- Directed by: Daniel McNicoll
- Produced by: Erica Black Daniel McNicoll
- Starring: Viggo Mortensen Karl Urban Bob Anderson
- Narrated by: John Rhys-Davies
- Music by: David James Nielsen
- Distributed by: Galatia Films Home Entertainment (US)
- Release date: July 7, 2009;
- Running time: 78 minutes
- Country: United States
- Language: English

= Reclaiming the Blade =

Reclaiming the Blade is a 2009 documentary written and directed by Daniel McNicoll and produced by Galatia Films on the topic of swords. Reclaiming the Blade was a number one movie rental on iTunes. The feature-length film was distributed by Starz and Anchor Bay Entertainment.

Notable interviewees from the film industry include Viggo Mortensen, Karl Urban, Richard Taylor, and Hollywood sword master Bob Anderson (fencing instructor to Errol Flynn, Antonio Banderas, Mortensen, Urban and Johnny Depp among others). Interviewed as an expert on swordmaking was bladesmith Paul Champagne.

Narration is by British actor John Rhys-Davies. The documentary was produced with the support of Peter Jackson, Weta Workshop, Skywalker Sound and the Royal Armouries.
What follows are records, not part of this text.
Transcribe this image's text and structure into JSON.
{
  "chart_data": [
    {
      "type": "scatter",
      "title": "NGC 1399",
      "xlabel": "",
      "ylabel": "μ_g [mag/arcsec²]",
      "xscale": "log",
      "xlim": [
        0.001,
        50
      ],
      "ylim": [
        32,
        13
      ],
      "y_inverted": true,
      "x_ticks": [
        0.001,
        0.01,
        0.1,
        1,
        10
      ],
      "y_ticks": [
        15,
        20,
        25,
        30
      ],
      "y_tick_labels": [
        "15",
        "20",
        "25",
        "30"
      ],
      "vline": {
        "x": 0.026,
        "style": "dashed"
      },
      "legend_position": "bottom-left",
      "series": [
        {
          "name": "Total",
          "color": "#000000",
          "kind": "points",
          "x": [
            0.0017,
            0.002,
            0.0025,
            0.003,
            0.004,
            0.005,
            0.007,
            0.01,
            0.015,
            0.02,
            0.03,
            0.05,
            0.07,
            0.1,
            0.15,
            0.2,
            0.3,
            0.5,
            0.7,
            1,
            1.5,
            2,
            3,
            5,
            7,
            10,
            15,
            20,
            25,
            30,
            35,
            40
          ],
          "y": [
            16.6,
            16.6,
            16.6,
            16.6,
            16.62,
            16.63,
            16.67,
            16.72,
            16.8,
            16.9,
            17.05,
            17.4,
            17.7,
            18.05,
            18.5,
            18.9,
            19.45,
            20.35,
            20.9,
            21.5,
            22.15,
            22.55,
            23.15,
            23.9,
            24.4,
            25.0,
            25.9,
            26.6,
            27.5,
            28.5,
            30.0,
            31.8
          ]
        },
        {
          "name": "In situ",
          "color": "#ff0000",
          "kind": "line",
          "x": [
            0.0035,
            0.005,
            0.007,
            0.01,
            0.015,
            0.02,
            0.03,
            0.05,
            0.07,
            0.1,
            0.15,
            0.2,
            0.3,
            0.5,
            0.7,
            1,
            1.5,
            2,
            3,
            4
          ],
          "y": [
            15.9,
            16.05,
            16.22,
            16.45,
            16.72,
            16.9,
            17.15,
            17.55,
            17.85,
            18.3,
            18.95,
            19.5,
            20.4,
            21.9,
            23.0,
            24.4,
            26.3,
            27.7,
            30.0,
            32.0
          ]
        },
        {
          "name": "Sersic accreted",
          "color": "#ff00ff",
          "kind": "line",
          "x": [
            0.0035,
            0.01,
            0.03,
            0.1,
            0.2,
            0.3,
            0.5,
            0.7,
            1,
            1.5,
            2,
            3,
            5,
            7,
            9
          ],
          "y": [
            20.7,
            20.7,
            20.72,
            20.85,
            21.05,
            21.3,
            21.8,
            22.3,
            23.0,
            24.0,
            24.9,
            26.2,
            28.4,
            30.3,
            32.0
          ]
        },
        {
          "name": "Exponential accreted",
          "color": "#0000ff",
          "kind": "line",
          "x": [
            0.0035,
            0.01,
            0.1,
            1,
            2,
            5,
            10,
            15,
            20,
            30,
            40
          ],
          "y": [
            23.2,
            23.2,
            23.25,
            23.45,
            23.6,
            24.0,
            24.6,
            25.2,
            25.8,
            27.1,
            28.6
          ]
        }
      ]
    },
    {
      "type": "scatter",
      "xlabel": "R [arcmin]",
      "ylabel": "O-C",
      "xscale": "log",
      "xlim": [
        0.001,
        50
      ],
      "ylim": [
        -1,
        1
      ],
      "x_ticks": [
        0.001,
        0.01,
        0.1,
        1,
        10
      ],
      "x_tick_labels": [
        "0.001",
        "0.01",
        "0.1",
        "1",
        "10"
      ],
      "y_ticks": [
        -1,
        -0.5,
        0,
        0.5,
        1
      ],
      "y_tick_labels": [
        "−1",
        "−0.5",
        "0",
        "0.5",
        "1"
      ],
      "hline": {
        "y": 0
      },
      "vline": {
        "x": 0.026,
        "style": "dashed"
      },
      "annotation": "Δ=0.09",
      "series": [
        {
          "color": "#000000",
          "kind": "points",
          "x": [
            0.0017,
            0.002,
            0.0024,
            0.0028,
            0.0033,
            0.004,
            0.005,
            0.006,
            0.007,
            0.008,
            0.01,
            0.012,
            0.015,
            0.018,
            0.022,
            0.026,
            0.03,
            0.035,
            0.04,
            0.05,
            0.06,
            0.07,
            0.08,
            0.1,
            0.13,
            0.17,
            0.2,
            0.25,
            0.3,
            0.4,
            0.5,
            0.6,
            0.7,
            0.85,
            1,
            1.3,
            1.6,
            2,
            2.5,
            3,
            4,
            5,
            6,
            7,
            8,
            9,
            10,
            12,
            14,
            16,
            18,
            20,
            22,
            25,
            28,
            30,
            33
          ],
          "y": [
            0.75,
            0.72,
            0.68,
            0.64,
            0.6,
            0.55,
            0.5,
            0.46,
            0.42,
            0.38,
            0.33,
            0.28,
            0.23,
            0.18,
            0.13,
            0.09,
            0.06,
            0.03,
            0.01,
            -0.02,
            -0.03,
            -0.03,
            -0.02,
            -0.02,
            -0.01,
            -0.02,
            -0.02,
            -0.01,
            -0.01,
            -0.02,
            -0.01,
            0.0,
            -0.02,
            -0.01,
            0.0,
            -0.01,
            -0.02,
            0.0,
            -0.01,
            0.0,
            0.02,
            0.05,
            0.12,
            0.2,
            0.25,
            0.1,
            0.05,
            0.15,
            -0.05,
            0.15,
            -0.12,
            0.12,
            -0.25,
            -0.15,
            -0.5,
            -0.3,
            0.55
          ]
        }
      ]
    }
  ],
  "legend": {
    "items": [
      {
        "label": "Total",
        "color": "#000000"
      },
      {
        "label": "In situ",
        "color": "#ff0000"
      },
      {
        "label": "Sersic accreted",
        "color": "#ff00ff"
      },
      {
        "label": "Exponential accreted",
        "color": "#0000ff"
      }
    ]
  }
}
The soundtrack for the film, which included major label artists and an orchestral score from David James Nielsen, was released on Lakeshore Records. Commentary track from director Daniel McNicoll and John Rhys-Davies included details on the making of the film and Rhys-Davies experiences with swordplay on the London stage.

Seven Western martial arts (WMA) groups located in five countries in Europe provide footage for Reclaiming the Blade: Arts of Mars (Germany), Boar's Tooth Fight School (UK), De Taille et d'Estoc (France), Ringschule Wrocław, ARMA-PL (Poland), Schola Gladiatoria (UK), Stockholm's Historical Fencing Society (Sweden), The School of Traditional Medieval Fencing (UK).

== Critical response ==
The New York Post said, "Hardcore gamers into cyber swordplay — or any Lord of the Rings geeks out there, for that matter — ought to check out the interesting new documentary film" and that it was "an in-depth documentary on the culture and craft of swords and their role in entertainment". The Association for Renaissance Martial Arts said, "This is an unprecedented effort very well put together, entertaining as well as informative." But felt it "doesn't fully portray the fact that the legitimate revival of historical European fencing actually requires acknowledging the need for 'reclaiming the blade' from the usual suspects... stunt fencing, sport game, and escapist role-play." Marina Antunes on RowThree.com said, "What begins as a look at the art of the sword on film quickly transforms into a history lesson on the loss, the find and the eventual re-emergence and rise of traditional western martial arts, an art form that had been lost for centuries." Adding it is "an informative, engaging and entertaining documentary that sheds light on a subject that most of us see constantly but know nothing about".